Intel has selected eight startups to take part in its first ever Education Accelerator, and announced Intel Capital, the company’s global investment organisation, is set to invest up to $100,000 in each of the companies.
In April of this year Intel Capital and Intel Education announced the formation of the accelerator, defining it as a specialised programme to help ed-tech startups transform education for student success.
After beating out nearly 200 other applicants, the selected startups will now begin a four-month programme that will provide them with working capital, veteran mentorship and dedicated workspace in Silicon Valley.
The Intel Education Accelerator lets selected companies receive guidance from technology, business and education experts; secure investments of up to $100,000 each from Intel Capital; and leverage Intel’s global relationships with educators and governments in more than 100 countries.
Participants in the accelerator will receive access to weekly classes, coaching and opportunities to pilot their products in schools.

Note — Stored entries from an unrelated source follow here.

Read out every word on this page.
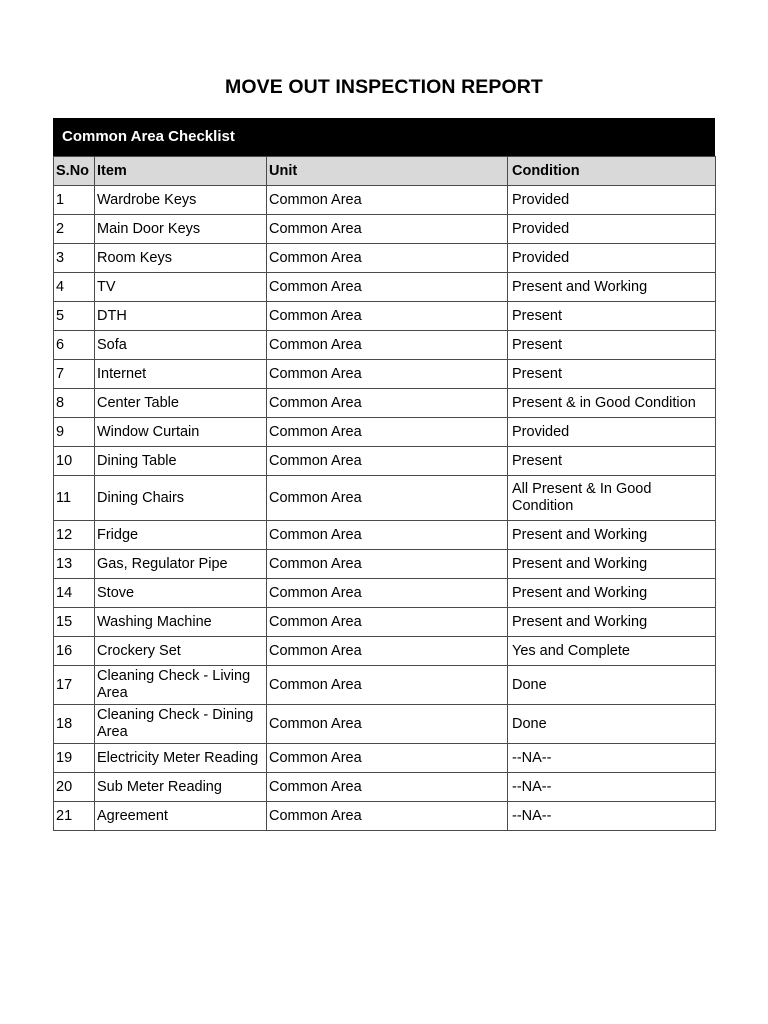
MOVE OUT INSPECTION REPORT
Common Area Checklist
S.No	Item	Unit	Condition
1	Wardrobe Keys	Common Area	Provided
2	Main Door Keys	Common Area	Provided
3	Room Keys	Common Area	Provided
4	TV	Common Area	Present and Working
5	DTH	Common Area	Present
6	Sofa	Common Area	Present
7	Internet	Common Area	Present
8	Center Table	Common Area	Present & in Good Condition
9	Window Curtain	Common Area	Provided
10	Dining Table	Common Area	Present
11	Dining Chairs	Common Area	All Present & In Good Condition
12	Fridge	Common Area	Present and Working
13	Gas, Regulator Pipe	Common Area	Present and Working
14	Stove	Common Area	Present and Working
15	Washing Machine	Common Area	Present and Working
16	Crockery Set	Common Area	Yes and Complete
17	Cleaning Check - Living Area	Common Area	Done
18	Cleaning Check - Dining Area	Common Area	Done
19	Electricity Meter Reading	Common Area	--NA--
20	Sub Meter Reading	Common Area	--NA--
21	Agreement	Common Area	--NA--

“We had a really strong global response during the application process, and we are extremely happy with the eight diverse companies that will be a part of our inaugural cohort,” says John Galvin, Intel vice president and general manager of Intel Education.

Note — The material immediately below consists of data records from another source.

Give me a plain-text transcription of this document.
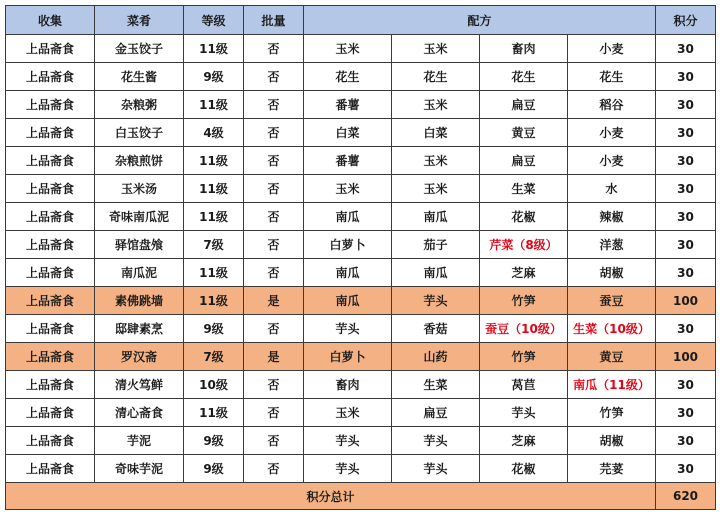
收集	菜肴	等级	批量	配方				积分
上品斋食	金玉饺子	11级	否	玉米	玉米	畜肉	小麦	30
上品斋食	花生酱	9级	否	花生	花生	花生	花生	30
上品斋食	杂粮粥	11级	否	番薯	玉米	扁豆	稻谷	30
上品斋食	白玉饺子	4级	否	白菜	白菜	黄豆	小麦	30
上品斋食	杂粮煎饼	11级	否	番薯	玉米	扁豆	小麦	30
上品斋食	玉米汤	11级	否	玉米	玉米	生菜	水	30
上品斋食	奇味南瓜泥	11级	否	南瓜	南瓜	花椒	辣椒	30
上品斋食	驿馆盘飧	7级	否	白萝卜	茄子	芹菜（8级）	洋葱	30
上品斋食	南瓜泥	11级	否	南瓜	南瓜	芝麻	胡椒	30
上品斋食	素佛跳墙	11级	是	南瓜	芋头	竹笋	蚕豆	100
上品斋食	邸肆素烹	9级	否	芋头	香菇	蚕豆（10级）	生菜（10级）	30
上品斋食	罗汉斋	7级	是	白萝卜	山药	竹笋	黄豆	100
上品斋食	清火笃鲜	10级	否	畜肉	生菜	莴苣	南瓜（11级）	30
上品斋食	清心斋食	11级	否	玉米	扁豆	芋头	竹笋	30
上品斋食	芋泥	9级	否	芋头	芋头	芝麻	胡椒	30
上品斋食	奇味芋泥	9级	否	芋头	芋头	花椒	芫荽	30
积分总计								620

“These companies are eager to grow and make an impact on education, just as Intel has been committed to throughout our history. Together with our 50 mentors, we can’t wait to work with these impressive startups,” he says.

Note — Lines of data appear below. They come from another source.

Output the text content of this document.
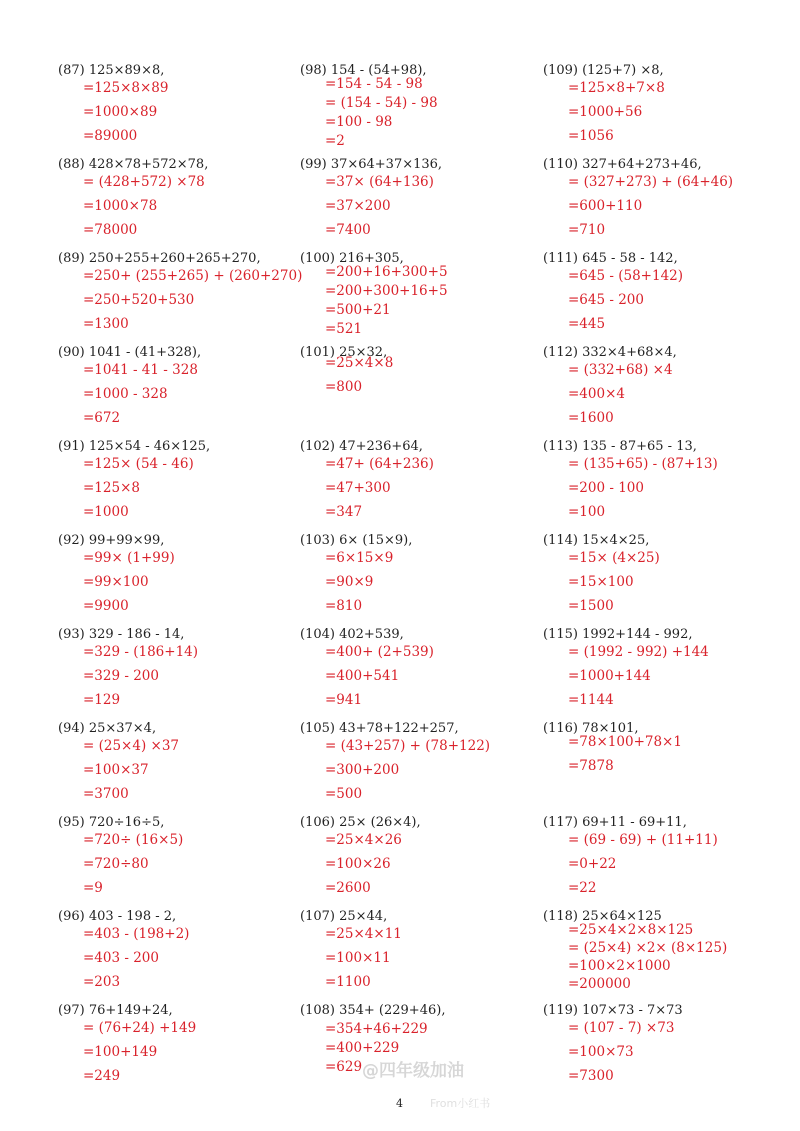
(87) 125×89×8,
=125×8×89
=1000×89
=89000
(88) 428×78+572×78,
= (428+572) ×78
=1000×78
=78000
(89) 250+255+260+265+270,
=250+ (255+265) + (260+270)
=250+520+530
=1300
(90) 1041 - (41+328),
=1041 - 41 - 328
=1000 - 328
=672
(91) 125×54 - 46×125,
=125× (54 - 46)
=125×8
=1000
(92) 99+99×99,
=99× (1+99)
=99×100
=9900
(93) 329 - 186 - 14,
=329 - (186+14)
=329 - 200
=129
(94) 25×37×4,
= (25×4) ×37
=100×37
=3700
(95) 720÷16÷5,
=720÷ (16×5)
=720÷80
=9
(96) 403 - 198 - 2,
=403 - (198+2)
=403 - 200
=203
(97) 76+149+24,
= (76+24) +149
=100+149
=249
(98) 154 - (54+98),
=154 - 54 - 98
= (154 - 54) - 98
=100 - 98
=2
(99) 37×64+37×136,
=37× (64+136)
=37×200
=7400
(100) 216+305,
=200+16+300+5
=200+300+16+5
=500+21
=521
(101) 25×32,
=25×4×8
=800
(102) 47+236+64,
=47+ (64+236)
=47+300
=347
(103) 6× (15×9),
=6×15×9
=90×9
=810
(104) 402+539,
=400+ (2+539)
=400+541
=941
(105) 43+78+122+257,
= (43+257) + (78+122)
=300+200
=500
(106) 25× (26×4),
=25×4×26
=100×26
=2600
(107) 25×44,
=25×4×11
=100×11
=1100
(108) 354+ (229+46),
=354+46+229
=400+229
=629
(109) (125+7) ×8,
=125×8+7×8
=1000+56
=1056
(110) 327+64+273+46,
= (327+273) + (64+46)
=600+110
=710
(111) 645 - 58 - 142,
=645 - (58+142)
=645 - 200
=445
(112) 332×4+68×4,
= (332+68) ×4
=400×4
=1600
(113) 135 - 87+65 - 13,
= (135+65) - (87+13)
=200 - 100
=100
(114) 15×4×25,
=15× (4×25)
=15×100
=1500
(115) 1992+144 - 992,
= (1992 - 992) +144
=1000+144
=1144
(116) 78×101,
=78×100+78×1
=7878
(117) 69+11 - 69+11,
= (69 - 69) + (11+11)
=0+22
=22
(118) 25×64×125
=25×4×2×8×125
= (25×4) ×2× (8×125)
=100×2×1000
=200000
(119) 107×73 - 7×73
= (107 - 7) ×73
=100×73
=7300
@四年级加油
From小红书
4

Judges and mentors for the programme include Tom Kalinske, former CEO of LeapFrog, Sega and Mattel; Intel Capital president Arvind Sodhani; Genevieve Bell, vice president of Intel Labs; and high-ranking officials from AT&T, Coursera, Goldman Sachs, the International Society for Technology in Education (ISTE), Silicon Valley Bank, VICE Media and the Walt Disney Co.
The programme culminates in a ‘pitch day’. Taking place on December 2nd, this is an opportunity for the participants to pitch their company and ideas to prospective funders.
The accelerator is open to both secondary school and higher-ed startups, with special consideration for companies focused on data analytics and adaptive learning.